Servidora do TJMT é exonerada após ser alvo de operação; esquema prometia anulação de sentença por R$ 150 mil

A assessora de gabinete do desembargador Juvenal Pereira da Silva, Mhayra Alves Pacheco Abes, foi exonerada na quinta-feira (25), logo após ser alvo da Operação Falsa Vantagem, deflagrada pela Polícia Civil de Mato Grosso. A ação investiga um suposto esquema de obtenção de vantagens indevidas, no qual o grupo prometia interferir em decisões judiciais mediante pagamento de valores.
Conforme informou o Tribunal de Justiça de Mato Grosso (TJMT), a exoneração foi determinada pelo próprio magistrado assim que ele tomou conhecimento da existência da investigação. Além da servidora, também são investigados o advogado Ademir Rosa Gomes e um policial penal.
Durante a operação, a Polícia Civil cumpriu cinco mandados de busca e apreensão em endereços localizados em Cuiabá. Os agentes recolheram celulares, computadores, documentos e outros materiais que podem ajudar a entender o funcionamento do esquema.
Como funcionava o suposto esquema
Segundo as apurações, o grupo teria procurado familiares de um homem condenado e prometido a anulação da sentença judicial, alegando ter influência sobre uma servidora do Judiciário que se apresentava como responsável pela elaboração das decisões. Em troca, exigiram o pagamento de R$ 150 mil em dinheiro, forma escolhida para dificultar o rastreamento do valor.

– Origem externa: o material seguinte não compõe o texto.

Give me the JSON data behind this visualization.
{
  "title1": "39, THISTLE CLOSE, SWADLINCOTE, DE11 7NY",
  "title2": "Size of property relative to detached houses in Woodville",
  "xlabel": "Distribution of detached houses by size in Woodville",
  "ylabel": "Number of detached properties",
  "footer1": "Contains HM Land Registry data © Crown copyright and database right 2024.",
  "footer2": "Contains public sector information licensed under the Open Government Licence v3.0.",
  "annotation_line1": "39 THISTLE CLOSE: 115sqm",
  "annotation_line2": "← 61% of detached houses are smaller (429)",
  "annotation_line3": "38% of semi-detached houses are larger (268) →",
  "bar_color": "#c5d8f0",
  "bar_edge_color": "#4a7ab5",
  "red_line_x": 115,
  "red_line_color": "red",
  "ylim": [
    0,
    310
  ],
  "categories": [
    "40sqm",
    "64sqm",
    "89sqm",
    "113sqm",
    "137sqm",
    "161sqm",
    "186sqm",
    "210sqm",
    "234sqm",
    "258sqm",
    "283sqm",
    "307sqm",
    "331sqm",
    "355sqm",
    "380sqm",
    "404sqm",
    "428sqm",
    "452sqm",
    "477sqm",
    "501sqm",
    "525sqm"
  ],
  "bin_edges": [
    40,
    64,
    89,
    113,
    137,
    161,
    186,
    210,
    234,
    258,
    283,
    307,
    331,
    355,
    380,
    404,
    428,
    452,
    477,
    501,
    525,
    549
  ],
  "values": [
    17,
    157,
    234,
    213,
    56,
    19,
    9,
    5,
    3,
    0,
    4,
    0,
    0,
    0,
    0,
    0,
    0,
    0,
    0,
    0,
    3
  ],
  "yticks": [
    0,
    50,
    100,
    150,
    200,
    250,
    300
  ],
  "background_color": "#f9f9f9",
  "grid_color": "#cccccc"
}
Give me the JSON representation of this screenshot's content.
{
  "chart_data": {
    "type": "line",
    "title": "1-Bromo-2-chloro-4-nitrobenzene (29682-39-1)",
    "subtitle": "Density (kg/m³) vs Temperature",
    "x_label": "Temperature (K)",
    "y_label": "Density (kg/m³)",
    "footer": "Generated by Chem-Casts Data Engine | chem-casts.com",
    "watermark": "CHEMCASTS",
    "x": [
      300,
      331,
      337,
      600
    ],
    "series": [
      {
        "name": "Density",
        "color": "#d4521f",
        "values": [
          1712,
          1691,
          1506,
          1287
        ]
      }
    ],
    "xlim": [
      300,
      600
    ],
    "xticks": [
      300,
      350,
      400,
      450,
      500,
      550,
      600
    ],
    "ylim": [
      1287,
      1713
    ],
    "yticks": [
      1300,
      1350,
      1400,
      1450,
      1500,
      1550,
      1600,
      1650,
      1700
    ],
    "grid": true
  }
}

No entanto, o resultado obtido foi apenas uma redução da pena, e não a anulação da condenação como havia sido combinado. Insatisfeito, o condenado passou a cobrar a devolução do dinheiro, o que levou ao início das investigações pela Gerência de Combate ao Crime Organizado (GCCO/Draco).
Para o delegado responsável pelo caso, Marlon Luz, as buscas visam reunir provas que permitam identificar desde quando o grupo atuava, qual a estrutura do esquema e se existem outras vítimas ou pessoas envolvidas.
Acompanhamento institucional
A Ordem dos Advogados do Brasil – Seccional Mato Grosso (OAB-MT) informou, por meio de nota, que acompanha a operação e que o caso será analisado pelo seu Tribunal de Ética e Disciplina, para avaliar as medidas cabíveis em relação ao advogado investigado.
Já o TJMT esclareceu que, até o momento, não havia recebido notificação oficial sobre a operação e tomou conhecimento dos fatos por meio da imprensa. A instituição reforçou que o desembargador Juvenal Pereira da Silva não tinha conhecimento prévio dos fatos e determinou a exoneração da servidora imediatamente após ser informado.
O tribunal reafirmou seu compromisso com a legalidade, a ética e a transparência, colocando-se à disposição para colaborar com as investigações e garantindo que eventuais responsabilidades serão apuradas com respeito ao devido processo legal e à ampla defesa.
A reportagem segue em busca de contato com as defesas dos investigados e permanece aberta para receber suas manifestações.